Afreximbank guarantees Zim investments

Ndamu Sandu

The African Export and Import Bank (Afreximbank) has provided a guarantee fund which provides insurance cover to foreign investors in a massive boost to Zimbabwe’s efforts to attract foreign direct investment (FDI).

Afreximbank president and chairman of the board Benedict Oramah said the insurance on foreign investments would be provided under the Zim Open which will protect FDI that comes into Zimbabwe.

“We are working with government on what is called Zim Open initiative.  It is meant to protect foreign direct investments that come into Zimbabwe.

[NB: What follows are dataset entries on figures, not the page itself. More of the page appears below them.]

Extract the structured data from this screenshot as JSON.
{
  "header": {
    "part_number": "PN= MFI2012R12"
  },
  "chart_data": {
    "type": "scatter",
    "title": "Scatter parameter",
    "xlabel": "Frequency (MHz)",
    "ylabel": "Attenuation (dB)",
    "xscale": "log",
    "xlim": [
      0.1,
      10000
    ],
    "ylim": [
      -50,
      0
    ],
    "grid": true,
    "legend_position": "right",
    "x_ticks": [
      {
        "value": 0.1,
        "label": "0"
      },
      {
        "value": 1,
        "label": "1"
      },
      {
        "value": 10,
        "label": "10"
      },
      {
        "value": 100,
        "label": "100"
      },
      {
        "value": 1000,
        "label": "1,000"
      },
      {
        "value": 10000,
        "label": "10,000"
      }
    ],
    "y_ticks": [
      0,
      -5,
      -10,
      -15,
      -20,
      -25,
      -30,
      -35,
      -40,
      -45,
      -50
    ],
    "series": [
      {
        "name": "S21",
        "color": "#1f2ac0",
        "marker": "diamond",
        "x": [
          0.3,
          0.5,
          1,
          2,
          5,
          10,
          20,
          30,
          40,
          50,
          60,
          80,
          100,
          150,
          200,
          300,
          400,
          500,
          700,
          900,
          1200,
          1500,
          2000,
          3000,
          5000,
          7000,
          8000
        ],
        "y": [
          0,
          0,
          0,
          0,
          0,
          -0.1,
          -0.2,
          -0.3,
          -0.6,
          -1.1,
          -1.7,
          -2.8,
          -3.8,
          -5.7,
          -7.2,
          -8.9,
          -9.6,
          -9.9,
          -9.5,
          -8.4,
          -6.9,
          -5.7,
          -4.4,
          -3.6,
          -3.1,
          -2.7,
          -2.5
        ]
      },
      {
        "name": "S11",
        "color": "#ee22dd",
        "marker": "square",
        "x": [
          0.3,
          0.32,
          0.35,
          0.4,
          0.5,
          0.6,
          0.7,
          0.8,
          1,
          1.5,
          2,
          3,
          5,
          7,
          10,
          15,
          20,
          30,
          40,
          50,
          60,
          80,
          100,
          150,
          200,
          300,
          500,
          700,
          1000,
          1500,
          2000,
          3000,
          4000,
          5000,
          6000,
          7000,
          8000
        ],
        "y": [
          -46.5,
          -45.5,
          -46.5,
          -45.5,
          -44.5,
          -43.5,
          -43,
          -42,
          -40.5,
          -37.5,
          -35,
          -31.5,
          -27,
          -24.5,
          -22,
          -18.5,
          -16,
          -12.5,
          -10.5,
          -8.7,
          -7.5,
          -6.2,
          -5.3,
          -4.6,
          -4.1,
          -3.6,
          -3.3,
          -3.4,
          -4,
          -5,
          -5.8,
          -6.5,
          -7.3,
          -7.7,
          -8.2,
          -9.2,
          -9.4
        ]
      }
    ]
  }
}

We believe that it is easier for investments to come especially immediately after elections so that we do not have a long time between elections and when people start seeing the dividends of the new dispensation we have,” Oramah.

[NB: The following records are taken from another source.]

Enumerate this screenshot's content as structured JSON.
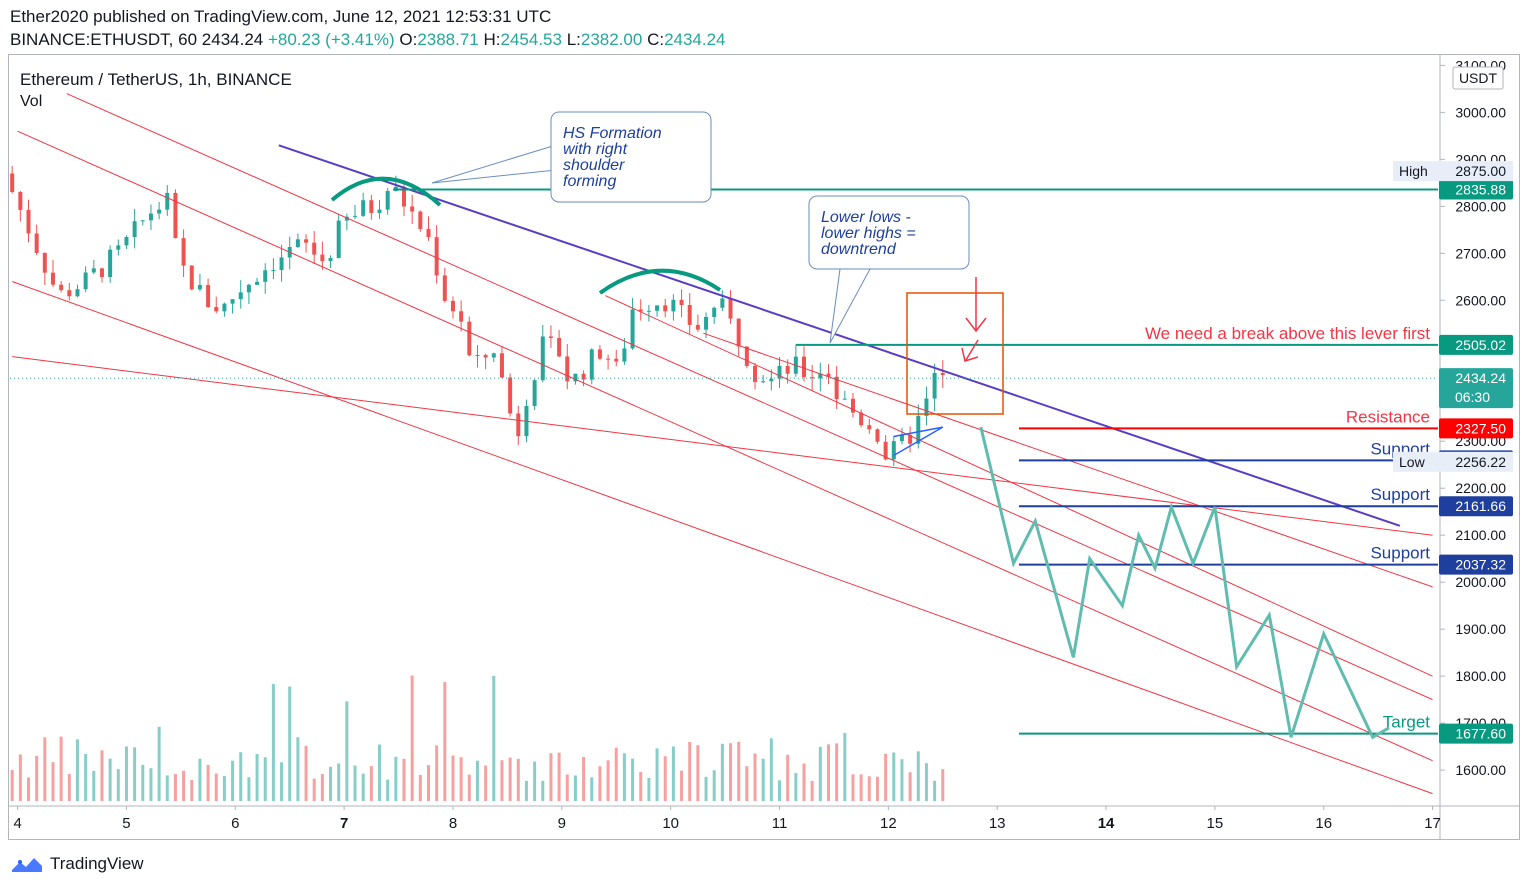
{
  "header": {
    "published": "Ether2020 published on TradingView.com, June 12, 2021 12:53:31 UTC",
    "symbol": "BINANCE:ETHUSDT, 60",
    "last": "2434.24",
    "change": "+80.23 (+3.41%)",
    "o_label": "O:",
    "o": "2388.71",
    "h_label": "H:",
    "h": "2454.53",
    "l_label": "L:",
    "l": "2382.00",
    "c_label": "C:",
    "c": "2434.24"
  },
  "legend": {
    "title": "Ethereum / TetherUS, 1h, BINANCE",
    "vol": "Vol"
  },
  "footer": {
    "brand": "TradingView"
  },
  "colors": {
    "up": "#26a69a",
    "down": "#ef5350",
    "trend": "#5b3cc4",
    "channel": "#f23645",
    "projection": "#5fbcae",
    "support": "#1e3f9e",
    "accent": "#089981"
  },
  "chart_data": {
    "type": "candlestick",
    "currency": "USDT",
    "x_ticks": [
      "4",
      "5",
      "6",
      "7",
      "8",
      "9",
      "10",
      "11",
      "12",
      "13",
      "14",
      "15",
      "16",
      "17"
    ],
    "x_tick_values": [
      4,
      5,
      6,
      7,
      8,
      9,
      10,
      11,
      12,
      13,
      14,
      15,
      16,
      17
    ],
    "y_ticks": [
      1600,
      1700,
      1800,
      1900,
      2000,
      2100,
      2200,
      2300,
      2400,
      2500,
      2600,
      2700,
      2800,
      2900,
      3000,
      3100
    ],
    "ylim": [
      1530,
      3120
    ],
    "xlim": [
      3.93,
      17.05
    ],
    "candle_path": [
      [
        3.95,
        2870
      ],
      [
        4.2,
        2740
      ],
      [
        4.45,
        2610
      ],
      [
        4.7,
        2640
      ],
      [
        5.0,
        2700
      ],
      [
        5.3,
        2790
      ],
      [
        5.45,
        2810
      ],
      [
        5.55,
        2680
      ],
      [
        5.8,
        2600
      ],
      [
        5.95,
        2580
      ],
      [
        6.1,
        2620
      ],
      [
        6.4,
        2680
      ],
      [
        6.7,
        2720
      ],
      [
        6.9,
        2680
      ],
      [
        7.05,
        2760
      ],
      [
        7.2,
        2790
      ],
      [
        7.35,
        2800
      ],
      [
        7.5,
        2845
      ],
      [
        7.65,
        2800
      ],
      [
        7.85,
        2730
      ],
      [
        8.0,
        2610
      ],
      [
        8.15,
        2560
      ],
      [
        8.25,
        2450
      ],
      [
        8.45,
        2500
      ],
      [
        8.6,
        2360
      ],
      [
        8.65,
        2300
      ],
      [
        8.75,
        2400
      ],
      [
        8.9,
        2500
      ],
      [
        9.05,
        2490
      ],
      [
        9.15,
        2420
      ],
      [
        9.3,
        2460
      ],
      [
        9.45,
        2500
      ],
      [
        9.6,
        2440
      ],
      [
        9.7,
        2580
      ],
      [
        9.9,
        2600
      ],
      [
        10.05,
        2600
      ],
      [
        10.2,
        2560
      ],
      [
        10.35,
        2540
      ],
      [
        10.5,
        2600
      ],
      [
        10.7,
        2520
      ],
      [
        10.85,
        2450
      ],
      [
        11.0,
        2430
      ],
      [
        11.2,
        2460
      ],
      [
        11.35,
        2440
      ],
      [
        11.5,
        2460
      ],
      [
        11.6,
        2400
      ],
      [
        11.8,
        2350
      ],
      [
        11.95,
        2330
      ],
      [
        12.05,
        2270
      ],
      [
        12.15,
        2280
      ],
      [
        12.3,
        2320
      ],
      [
        12.45,
        2390
      ],
      [
        12.5,
        2434
      ]
    ],
    "volume": {
      "max_label": "",
      "bars_seed": 7
    },
    "lines": [
      {
        "name": "downtrend",
        "kind": "trend",
        "points": [
          [
            6.4,
            2930
          ],
          [
            16.7,
            2120
          ]
        ]
      },
      {
        "name": "channel-top",
        "kind": "channel",
        "points": [
          [
            4.45,
            3040
          ],
          [
            17.0,
            1750
          ]
        ]
      },
      {
        "name": "channel-mid",
        "kind": "channel",
        "points": [
          [
            4.0,
            2960
          ],
          [
            17.0,
            1620
          ]
        ]
      },
      {
        "name": "channel-low",
        "kind": "channel",
        "points": [
          [
            3.95,
            2640
          ],
          [
            17.0,
            1550
          ]
        ]
      },
      {
        "name": "channel-inner",
        "kind": "channel",
        "points": [
          [
            9.4,
            2610
          ],
          [
            17.0,
            1800
          ]
        ]
      },
      {
        "name": "channel-inner2",
        "kind": "channel",
        "points": [
          [
            10.3,
            2530
          ],
          [
            17.0,
            1990
          ]
        ]
      },
      {
        "name": "wide-channel",
        "kind": "channel",
        "points": [
          [
            3.95,
            2480
          ],
          [
            17.0,
            2100
          ]
        ]
      }
    ],
    "horizontal_levels": [
      {
        "name": "level-2835",
        "value": 2835.88,
        "label": "2835.88",
        "color": "#089981",
        "x_start": 7.45,
        "annotation": ""
      },
      {
        "name": "level-2505",
        "value": 2505.02,
        "label": "2505.02",
        "color": "#089981",
        "x_start": 11.15,
        "annotation": "We need a break above this lever first",
        "annotation_color": "#f23645"
      },
      {
        "name": "level-2327",
        "value": 2327.5,
        "label": "2327.50",
        "color": "#ff0000",
        "x_start": 13.2,
        "annotation": "Resistance",
        "annotation_color": "#f23645"
      },
      {
        "name": "level-2259",
        "value": 2259.36,
        "label": "2259.36",
        "color": "#1e3f9e",
        "x_start": 13.2,
        "annotation": "Support",
        "annotation_color": "#1e3f9e"
      },
      {
        "name": "level-2161",
        "value": 2161.66,
        "label": "2161.66",
        "color": "#1e3f9e",
        "x_start": 13.2,
        "annotation": "Support",
        "annotation_color": "#1e3f9e"
      },
      {
        "name": "level-2037",
        "value": 2037.32,
        "label": "2037.32",
        "color": "#1e3f9e",
        "x_start": 13.2,
        "annotation": "Support",
        "annotation_color": "#1e3f9e"
      },
      {
        "name": "level-1677",
        "value": 1677.6,
        "label": "1677.60",
        "color": "#089981",
        "x_start": 13.2,
        "annotation": "Target",
        "annotation_color": "#089981"
      }
    ],
    "price_labels": [
      {
        "name": "high-label",
        "prefix": "High",
        "value": 2875.0,
        "label": "2875.00"
      },
      {
        "name": "low-label",
        "prefix": "Low",
        "value": 2256.22,
        "label": "2256.22"
      },
      {
        "name": "last-price",
        "value": 2434.24,
        "label": "2434.24",
        "sub": "06:30"
      }
    ],
    "projection": [
      [
        12.85,
        2330
      ],
      [
        13.15,
        2040
      ],
      [
        13.35,
        2130
      ],
      [
        13.7,
        1840
      ],
      [
        13.85,
        2050
      ],
      [
        14.15,
        1950
      ],
      [
        14.3,
        2100
      ],
      [
        14.45,
        2030
      ],
      [
        14.6,
        2160
      ],
      [
        14.8,
        2040
      ],
      [
        15.0,
        2160
      ],
      [
        15.2,
        1820
      ],
      [
        15.5,
        1930
      ],
      [
        15.7,
        1670
      ],
      [
        16.0,
        1890
      ],
      [
        16.45,
        1670
      ],
      [
        16.6,
        1690
      ]
    ],
    "annotations": [
      {
        "name": "hs-callout",
        "lines": [
          "HS Formation",
          "with right",
          "shoulder",
          "forming"
        ]
      },
      {
        "name": "downtrend-callout",
        "lines": [
          "Lower lows -",
          "lower highs =",
          "downtrend"
        ]
      }
    ]
  }
}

The guarantee was discussed when Oramah and his team paid a courtesy call on President Emmerson Mnangagwa in December in which Afreximbank pledged to support Zimbabwe.

FDI has been giving Zimbabwe a wide berth due to policy inconsistencies and an unstable political environment. However, President Mnangagwa has been singing the Zimbabwe is open for business hymn. Government has also tweaked the empowerment laws making the 51:49 percent threshold only applicable to diamond and platinum. Before the review, the legislation was blamed for scaring away foreign investors.

Reserve Bank of Zimbabwe (RBZ) governor John Mangudya told Business Times last night Afreximbank was underwriting risk to give comfort and confidence to would be foreign investors which will encourage them to invest in Zimbabwe.

“It is an insurance cover for foreign investors so that they will invest in Zimbabwe. It is supporting the openness of the Zimbabwean economy,” Mangudya said.

“It means that Zimbabwe is indeed open for business. It’s a seal of approval to Zimbabwean investment policies and those investors sitting on the fence should grab this opportunity.”

Oramah said Afreximbank had availed facilities for banks to support the importation of essential raw materials required in the economy. The bank, he said, was also working on facilities for the importation of fuel and making sure that companies are “retooled as quickly as possible to provide employment”.

The bank has in the past provided funding for retooling under the $70 million Zimbabwe Economic and Trade Revival Facility.

Oramah said the bank was finalising the disbursement of $450 million under the $600 million syndicated facility for Zimbabwe.

The proposed guarantee on foreign investments comes as the Cairo-headquartered bank has to date provided facilities amounting to $4 billion to support the economy in line with its thrust to bring positives to the lives of our people.

“Little wonder that your bank stood shoulder to shoulder with Zimbabwe as it went through its economic difficulties, providing about $4 billion in cumulative support to date since its difficulties and which kept food on the tables of the poor, kept power stations running, prevented the banking system from collapse and kept export industries operating,” he said.

Afreximbank has been Zimbabwe’s all weather lender. It guarantees the $200 million export incentive facility introduced in 2016 to grow export receipts. An additional facility of $300 million came on board to grow the export base. The Reserve Bank of Zimbabwe says the export incentive facility has seen a 36% growth in exports to $3,8 billion last year from $2,8 billion in 2016.

In 2014, the trade finance bank launched the Afreximbank Trade Debt-backed Securities (Aftrades), a $100 million facility and associated instruments aimed at alleviating the liquidity challenges confronting the financial sector.

Aftrades became operational in 2015 and has been used by RBZ as a lender of last resort window and for promoting interbank finance facility. The facility was established at a limit of $200 million and was hailed for alleviating liquidity shortages in 2017. It was extended to February 2019.  In his monetary policy statement, Mangudya said total trades amounted to $399,5 million last year.